Gui-sheng Song1,2, Fangming Yang2, Huixiang Xie3 and Philippe Massicotte4, (1)School of Marine Science & Technology, Tianjin University, Tianjin, China, (2)Tianjin University, School of Marine Science & Technology, Tianjin, China, (3)ISMER UQAR, Rimouski, QC, Canada, (4)Université Laval, Takuvik Joint International Laboratory (UMI 3376), Quebec, QC, Canada
The production, consumption, and transformation of dissolved organic matter (DOM) in the ocean plays a key role in climate change. The majority of oceanic DOM is contained in the deep ocean and resists bacterial degradation, which allows the deep DOM to pass through the sunlit surface ocean multiple times during its lifespan by means of large-scale ocean currents. In the present study, the photochemical reactivity of DOM were determined, based on the seawater samples collected from multiple depths of the offshore South China and Philippine Seas. Photomineralization of dissolved organic carbon (DOC) and photobleaching of chromophoric and fluorescent DOM (CDOM, FDOM) were observed in all samples. Protein-like FDOM was, however, either photo-decomposed or -produced, depending on the sample’s depth. Photobleaching of CDOM and humic-like FDOM was much faster in deep than in shallow water samples while photomineralization displayed a weaker vertical zonation.

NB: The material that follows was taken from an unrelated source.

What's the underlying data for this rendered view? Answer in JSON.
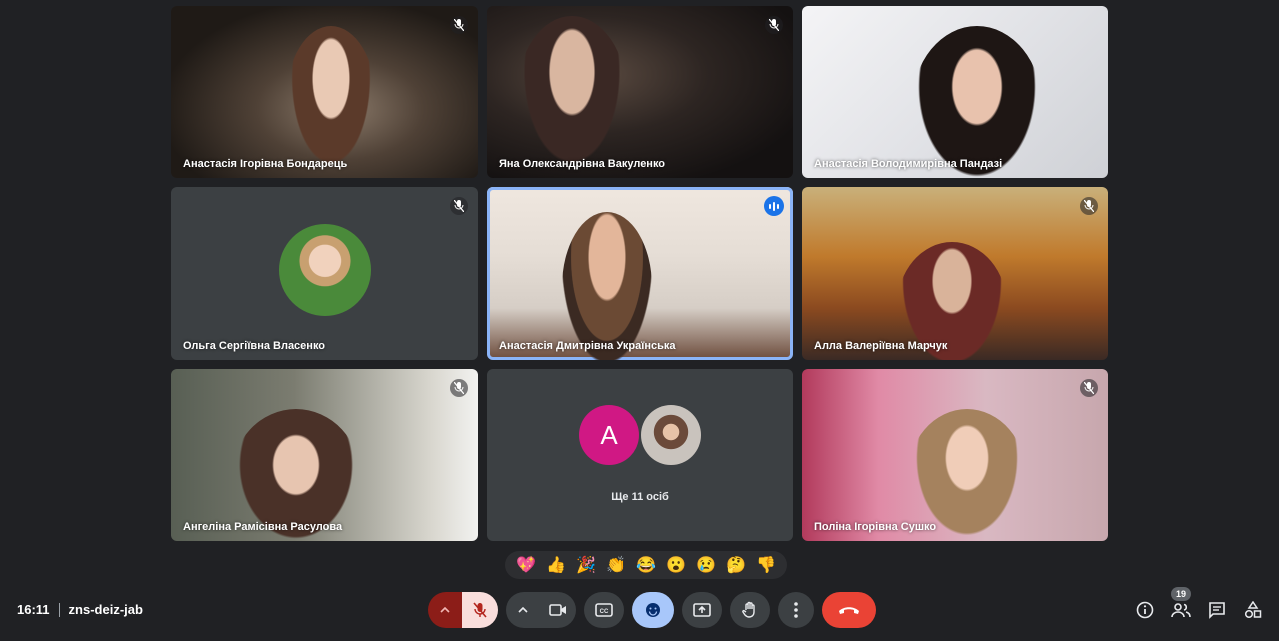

Prior-irradiated deep water inoculated with surface-water bacteria showed enhanced microbial DOC removal but CDOM production. Results from this study suggest that deep-ocean CDOM and FDOM can barely survive photobleaching during one ocean mixing cycle but photochemical turnover of the biorefractory deep DOC is tens to hundreds of times longer. Photochemical processes and photochemical-microbial interactions can thus have a potential important impact on the transport, transformation, and fated of the deep-ocean DOM.